Some time ago I got the chance to try a custom Rivendell, built for local cyclist and bicycle mechanic Jim A. I had been eying this beautiful bicycle in Jim's corner at Harris Cyclery for a couple of years now and did not have the nerve to ride it. But as my curiosity grew and my bike handling skills improved, the stars finally aligned and it all culminated in a test ride.
I rode the bicycle for a 5-8 mile loop through the suburbs with some hills. While I did not put the bike "through the paces" (I was still pretty nervous about marring its pristine condition), I did get a basic sense for its handling and speed. And... my main impression was that it handled similarly to my Mercian - to a freewheel, geared version of it, that is. The acceleration, the turning, and just the general feel of the Rivendell felt so similar that it was as if I was riding a different version of my own bike. With the handlebars set up for Jim but the saddle lowered for me, I was more upright than I wanted to be, and also there was some toe overlap with the front wheel, so on my own bike the specs would be a little different. But otherwise it felt comfortable, while also being lighter and more responsive than the stock Rivendell Sam Hillborne I own.

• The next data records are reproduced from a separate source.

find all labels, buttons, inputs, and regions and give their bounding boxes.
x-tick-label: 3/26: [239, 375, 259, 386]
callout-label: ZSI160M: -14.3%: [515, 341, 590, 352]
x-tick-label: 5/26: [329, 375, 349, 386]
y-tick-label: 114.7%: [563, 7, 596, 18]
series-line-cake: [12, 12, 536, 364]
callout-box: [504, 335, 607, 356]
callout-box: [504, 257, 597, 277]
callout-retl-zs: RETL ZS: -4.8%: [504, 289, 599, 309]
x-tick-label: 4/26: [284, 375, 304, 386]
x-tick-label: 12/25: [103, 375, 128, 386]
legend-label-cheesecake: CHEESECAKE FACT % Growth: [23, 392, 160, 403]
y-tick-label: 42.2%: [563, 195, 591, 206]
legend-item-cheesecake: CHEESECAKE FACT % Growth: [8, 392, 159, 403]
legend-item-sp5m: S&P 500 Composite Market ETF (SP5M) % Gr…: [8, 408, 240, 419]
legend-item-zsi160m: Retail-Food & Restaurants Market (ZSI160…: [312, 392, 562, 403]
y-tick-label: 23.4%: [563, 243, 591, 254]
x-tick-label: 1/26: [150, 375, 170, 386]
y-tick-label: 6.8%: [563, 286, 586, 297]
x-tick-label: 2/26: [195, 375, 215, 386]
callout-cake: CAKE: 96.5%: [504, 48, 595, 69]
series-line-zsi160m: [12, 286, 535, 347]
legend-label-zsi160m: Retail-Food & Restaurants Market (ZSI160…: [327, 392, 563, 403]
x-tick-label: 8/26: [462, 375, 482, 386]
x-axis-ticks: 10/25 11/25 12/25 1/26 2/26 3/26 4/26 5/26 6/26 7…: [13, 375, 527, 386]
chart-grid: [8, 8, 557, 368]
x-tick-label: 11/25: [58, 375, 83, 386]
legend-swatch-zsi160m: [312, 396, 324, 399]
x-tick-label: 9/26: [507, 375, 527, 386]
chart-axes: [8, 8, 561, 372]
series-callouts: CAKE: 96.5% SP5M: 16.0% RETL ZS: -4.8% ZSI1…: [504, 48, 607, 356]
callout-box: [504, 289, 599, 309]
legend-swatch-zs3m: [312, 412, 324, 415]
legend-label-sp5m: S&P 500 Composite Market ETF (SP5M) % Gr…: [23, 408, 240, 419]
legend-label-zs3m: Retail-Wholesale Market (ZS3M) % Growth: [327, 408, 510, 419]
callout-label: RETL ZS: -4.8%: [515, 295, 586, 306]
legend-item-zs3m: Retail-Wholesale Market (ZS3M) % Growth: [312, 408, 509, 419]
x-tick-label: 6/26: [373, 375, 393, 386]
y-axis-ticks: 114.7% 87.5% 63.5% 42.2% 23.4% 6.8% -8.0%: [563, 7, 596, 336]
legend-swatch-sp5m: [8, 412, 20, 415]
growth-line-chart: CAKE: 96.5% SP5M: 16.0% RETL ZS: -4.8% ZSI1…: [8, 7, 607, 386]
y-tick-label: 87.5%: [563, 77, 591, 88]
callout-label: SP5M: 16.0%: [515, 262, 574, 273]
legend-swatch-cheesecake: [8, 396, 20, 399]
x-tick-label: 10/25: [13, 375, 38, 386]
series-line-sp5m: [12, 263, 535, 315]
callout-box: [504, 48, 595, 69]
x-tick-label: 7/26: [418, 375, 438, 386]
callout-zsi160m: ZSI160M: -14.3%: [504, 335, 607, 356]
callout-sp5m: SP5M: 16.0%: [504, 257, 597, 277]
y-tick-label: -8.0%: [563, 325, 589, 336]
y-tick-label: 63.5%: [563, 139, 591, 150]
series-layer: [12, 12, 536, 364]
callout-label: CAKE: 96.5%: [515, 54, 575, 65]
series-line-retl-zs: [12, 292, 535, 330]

It is hard to believe that 2000 was 12 years ago, but time does fly. Since they opened shop in 1994, Rivendell's philosophy has been shifting consistently in the direction of wider tires, hardier tubing, upright handlebars, greater off-road capacity, and reinforced frames (double top tubes, diagonal tubes, etc.). But in the past they did offer more roadish models that were essentially classic lugged steel road-to-trail bikes with decent tire clearances - nothing fancier or more eccentric than that. Trying a custom bicycle from this period was a treat, and has helped me understand the company's history. Many thanks to Jim A. for allowing me to ride his bike and to share these pictures.